Suppose that on the political scale you find yourself to the left of Joe-mentum and the DLC. Maybe you’re a Democrat and proud of it, but troubled with the party’s recent tendencies. Perhaps you’re still a Democrat, but wondering why. No longer a Democrat? Never were a Democrat? Step outside and call me a Democrat? No matter. Brothers and sisters, I propose a truce among us. I’m not so naïve as to think we can all just get along. But perhaps we can mutually realize that we each have a part to play.
Waking up to another four years was a cruel experience; but of such is character made. Avoiding the trap of shadow projection, of finding someone to scapegoat, we’re examining ourselves, our ideas, and our methods, and this is a positive, if painful, experience from which we’ll undoubtedly grow. At the same time, we need to remember that responsibility coincides with capability: things we can’t change are not our fault.
Isn’t this the sort of thinking that led to “Think globally, act locally”?
William Greider points out, most notably in The Soul of Capitalism, that successful ideas propagate through a capitalist society like wildfire. If you can make money with a small clever scheme at the fringe of the economy, the idea will spread quickly, and become mainstream if it works on a large scale. The free flow of information is vital to the production of new wealth. And who’s good at information flow?
The blogosphere is a new and vital player in the game of information capitalism. As I write, for example, the story of “embedded” White House reporter “Jeff Gannon” is the talk of the net and the media, providing the backdrop for some fine portrayals of surprise all around.
As if agencies of the US government hadn’t been doing this sort of all along! So long that some have forgotten the distinction between enemies: “foreign country” and “different political party” are equally opponents in the game. The White House is once again involved in aiming the machinery of the state at citizens who disagree. Worse Than Watergate, as John Dean says, are the tricks of this campaignistration, with
…everything, and I mean everything, being run by the political arm. It’s the reign of the Mayberry Machiavellis. [They] consistently talked and acted as if the height of political sophistication consisted in reducing every issue to its simplest black-and-white terms for public consumption…

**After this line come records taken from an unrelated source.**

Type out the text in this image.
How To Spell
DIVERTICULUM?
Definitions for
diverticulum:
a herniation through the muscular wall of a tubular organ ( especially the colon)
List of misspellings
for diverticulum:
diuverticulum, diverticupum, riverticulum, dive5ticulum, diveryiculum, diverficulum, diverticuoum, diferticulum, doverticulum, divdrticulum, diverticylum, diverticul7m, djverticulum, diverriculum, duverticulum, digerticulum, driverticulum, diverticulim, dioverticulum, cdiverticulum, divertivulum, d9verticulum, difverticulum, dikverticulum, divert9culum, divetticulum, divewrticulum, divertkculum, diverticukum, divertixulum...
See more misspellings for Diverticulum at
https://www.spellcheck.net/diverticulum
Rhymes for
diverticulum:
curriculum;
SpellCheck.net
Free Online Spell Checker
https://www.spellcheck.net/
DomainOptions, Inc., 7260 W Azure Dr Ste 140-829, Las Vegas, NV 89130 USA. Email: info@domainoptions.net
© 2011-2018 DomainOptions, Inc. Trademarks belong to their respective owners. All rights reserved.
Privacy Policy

When an opponent takes this attitude, it can seem like a disadvantage not to follow suit. But doing so lures the left away from its economic roots toward dependence on political consultants; away from economic politics toward cultural politics. And shazzam, we have become our opponent. Welcome to the machine.
I admit that the path to victory, both moral and political, probably involves advocating our values loud and clear. The Bush machine has made “loud” and “repetitive” its hallmark, in classic big-lie fashion. They’ve got the Mighty Wurlitzer going full blast. As much as I don’t like marketing, I don’t know any other way to combat propaganda on the scale we face in early twenty-first century America.

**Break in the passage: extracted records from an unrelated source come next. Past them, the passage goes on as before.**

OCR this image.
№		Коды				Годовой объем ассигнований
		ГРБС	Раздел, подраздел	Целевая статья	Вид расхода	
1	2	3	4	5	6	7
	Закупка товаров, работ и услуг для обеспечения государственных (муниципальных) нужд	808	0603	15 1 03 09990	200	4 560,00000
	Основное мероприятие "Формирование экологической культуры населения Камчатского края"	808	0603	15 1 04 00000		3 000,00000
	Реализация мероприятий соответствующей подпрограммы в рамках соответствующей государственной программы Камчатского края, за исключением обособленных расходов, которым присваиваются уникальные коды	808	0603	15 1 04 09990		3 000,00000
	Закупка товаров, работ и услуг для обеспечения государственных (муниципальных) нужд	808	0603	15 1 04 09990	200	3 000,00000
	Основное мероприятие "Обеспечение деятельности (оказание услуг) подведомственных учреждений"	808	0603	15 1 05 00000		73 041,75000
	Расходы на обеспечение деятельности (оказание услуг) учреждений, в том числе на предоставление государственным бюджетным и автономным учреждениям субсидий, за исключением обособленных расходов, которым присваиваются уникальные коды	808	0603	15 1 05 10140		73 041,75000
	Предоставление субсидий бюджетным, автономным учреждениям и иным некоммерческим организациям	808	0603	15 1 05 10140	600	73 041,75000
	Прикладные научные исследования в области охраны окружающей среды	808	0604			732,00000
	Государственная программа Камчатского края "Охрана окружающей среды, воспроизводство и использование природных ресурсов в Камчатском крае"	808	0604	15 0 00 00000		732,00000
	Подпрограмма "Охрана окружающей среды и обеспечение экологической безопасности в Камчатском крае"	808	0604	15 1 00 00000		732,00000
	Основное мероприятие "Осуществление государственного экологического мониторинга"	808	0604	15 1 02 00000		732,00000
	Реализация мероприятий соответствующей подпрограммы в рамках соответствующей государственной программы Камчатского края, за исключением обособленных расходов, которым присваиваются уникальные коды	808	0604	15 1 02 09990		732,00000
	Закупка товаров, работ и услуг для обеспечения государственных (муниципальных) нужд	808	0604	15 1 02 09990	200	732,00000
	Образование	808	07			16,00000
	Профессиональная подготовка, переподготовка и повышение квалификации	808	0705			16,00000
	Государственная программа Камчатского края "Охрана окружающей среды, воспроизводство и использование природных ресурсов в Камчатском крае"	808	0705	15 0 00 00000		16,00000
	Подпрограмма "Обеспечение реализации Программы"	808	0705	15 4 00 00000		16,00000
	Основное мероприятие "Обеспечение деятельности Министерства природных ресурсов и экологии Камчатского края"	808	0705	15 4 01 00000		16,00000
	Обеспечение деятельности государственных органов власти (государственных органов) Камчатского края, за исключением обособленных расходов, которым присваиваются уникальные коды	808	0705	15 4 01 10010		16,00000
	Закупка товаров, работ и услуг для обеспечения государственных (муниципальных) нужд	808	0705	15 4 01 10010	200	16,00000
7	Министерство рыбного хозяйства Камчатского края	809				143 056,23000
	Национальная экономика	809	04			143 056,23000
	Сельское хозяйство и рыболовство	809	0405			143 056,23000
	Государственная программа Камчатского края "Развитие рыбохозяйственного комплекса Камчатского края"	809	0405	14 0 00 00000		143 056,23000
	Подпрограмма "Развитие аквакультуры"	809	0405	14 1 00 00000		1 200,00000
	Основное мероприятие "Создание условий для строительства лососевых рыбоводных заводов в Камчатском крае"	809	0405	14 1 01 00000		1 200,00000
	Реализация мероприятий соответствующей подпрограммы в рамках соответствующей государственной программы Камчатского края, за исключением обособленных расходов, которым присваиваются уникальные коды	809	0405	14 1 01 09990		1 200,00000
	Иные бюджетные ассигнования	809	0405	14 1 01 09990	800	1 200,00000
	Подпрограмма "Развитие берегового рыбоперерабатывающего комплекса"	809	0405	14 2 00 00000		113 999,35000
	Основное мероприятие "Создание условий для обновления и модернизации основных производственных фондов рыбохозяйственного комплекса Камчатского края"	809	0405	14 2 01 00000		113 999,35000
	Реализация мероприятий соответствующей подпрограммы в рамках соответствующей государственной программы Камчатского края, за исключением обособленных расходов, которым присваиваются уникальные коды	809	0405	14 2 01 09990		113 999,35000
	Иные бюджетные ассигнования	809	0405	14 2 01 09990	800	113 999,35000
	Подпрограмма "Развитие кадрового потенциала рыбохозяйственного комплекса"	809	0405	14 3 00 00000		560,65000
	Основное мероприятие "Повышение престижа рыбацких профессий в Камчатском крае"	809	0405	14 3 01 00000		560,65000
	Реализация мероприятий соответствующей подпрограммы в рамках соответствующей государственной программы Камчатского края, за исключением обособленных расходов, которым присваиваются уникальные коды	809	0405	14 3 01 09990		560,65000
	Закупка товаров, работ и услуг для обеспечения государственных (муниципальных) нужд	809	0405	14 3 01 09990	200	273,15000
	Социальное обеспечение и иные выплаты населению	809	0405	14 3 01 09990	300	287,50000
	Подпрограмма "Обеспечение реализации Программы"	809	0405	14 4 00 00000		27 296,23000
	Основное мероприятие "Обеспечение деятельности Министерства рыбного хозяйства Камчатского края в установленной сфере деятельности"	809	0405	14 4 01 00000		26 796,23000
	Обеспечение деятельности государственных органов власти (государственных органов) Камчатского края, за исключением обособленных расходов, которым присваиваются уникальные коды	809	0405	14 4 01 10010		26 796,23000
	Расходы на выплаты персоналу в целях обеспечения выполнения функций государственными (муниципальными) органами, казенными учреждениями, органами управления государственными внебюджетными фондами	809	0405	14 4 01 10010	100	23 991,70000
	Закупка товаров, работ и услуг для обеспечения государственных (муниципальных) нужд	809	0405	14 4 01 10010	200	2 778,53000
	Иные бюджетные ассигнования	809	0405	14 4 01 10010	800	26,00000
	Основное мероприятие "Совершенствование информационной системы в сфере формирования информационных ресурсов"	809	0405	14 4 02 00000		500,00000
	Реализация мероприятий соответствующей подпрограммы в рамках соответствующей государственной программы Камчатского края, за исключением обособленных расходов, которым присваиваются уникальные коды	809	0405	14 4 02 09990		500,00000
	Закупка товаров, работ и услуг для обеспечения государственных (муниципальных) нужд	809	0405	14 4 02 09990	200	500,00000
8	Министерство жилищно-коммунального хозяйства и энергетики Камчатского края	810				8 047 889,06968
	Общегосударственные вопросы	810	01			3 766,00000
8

Proclaiming our values doesn’t have to be obnoxious or overbearing. But it does bring us to the knotty problem: what values to proclaim? Traditionally, this question has been a reliable spell to turn the left into a circular firing squad. In 2004, that didn’t happen, and the Republicans still won. So maybe unity’s not all it’s cracked up to be. Or maybe the public’s not into the DLC’s Republican-lite scam.
The most valuable bargaining chip is the ability to walk away. The machinery of the Democratic party might be worth saving, and some of us want to stay in the party and try to turn the battleship. I continue to salute their courage and their convictions and to wish them well. It seems to me that there is a growing need for a presence outside the party as well. If everyone stays inside the party, the threat to leave is less credible. If everyone who’s really pissed re-registers as Green, there’ll be nothing to threaten with.
So there’s a manifest need for both approaches. Neither is likely to succeed on its own, at least.
This model lets me hope that Dean might start to turn the ship. He’s just the introduction, not the bearer of enlightenment or some such. But his campaign’s innovative methods brought politics back to the level of the individual for lots of people; and the election certainly got folks more involved than usual. Who knows where that’s going? People power, it’s scary.
Nader quotes his father as saying we don’t need a third party as much as we need a second one. But it seems clear that third parties have had significant effects on the public discussion surrounding US elections. Often they’ve forced consideration of issues that comfort the afflicted and afflict the comfortable, following the principles around which they coalesced.
Kissinger supposedly said that the most difficult opponents in negotiations are those who state directly what they want, implying a willingness to walk away from a suboptimal agreement. I think we need to keep that kind of pressure on the Democratic party at this critical junction in its history. This once-great party will either return to its roots or wither and disappear. The Republican party will be forced to prop up the Democratic opposition to prevent the intrusion of a real alternative. Or maybe this has already happened.
In this model, wouldn’t private ventures in space become the ultimate negotiating tactic? Suppose you could walk away entirely.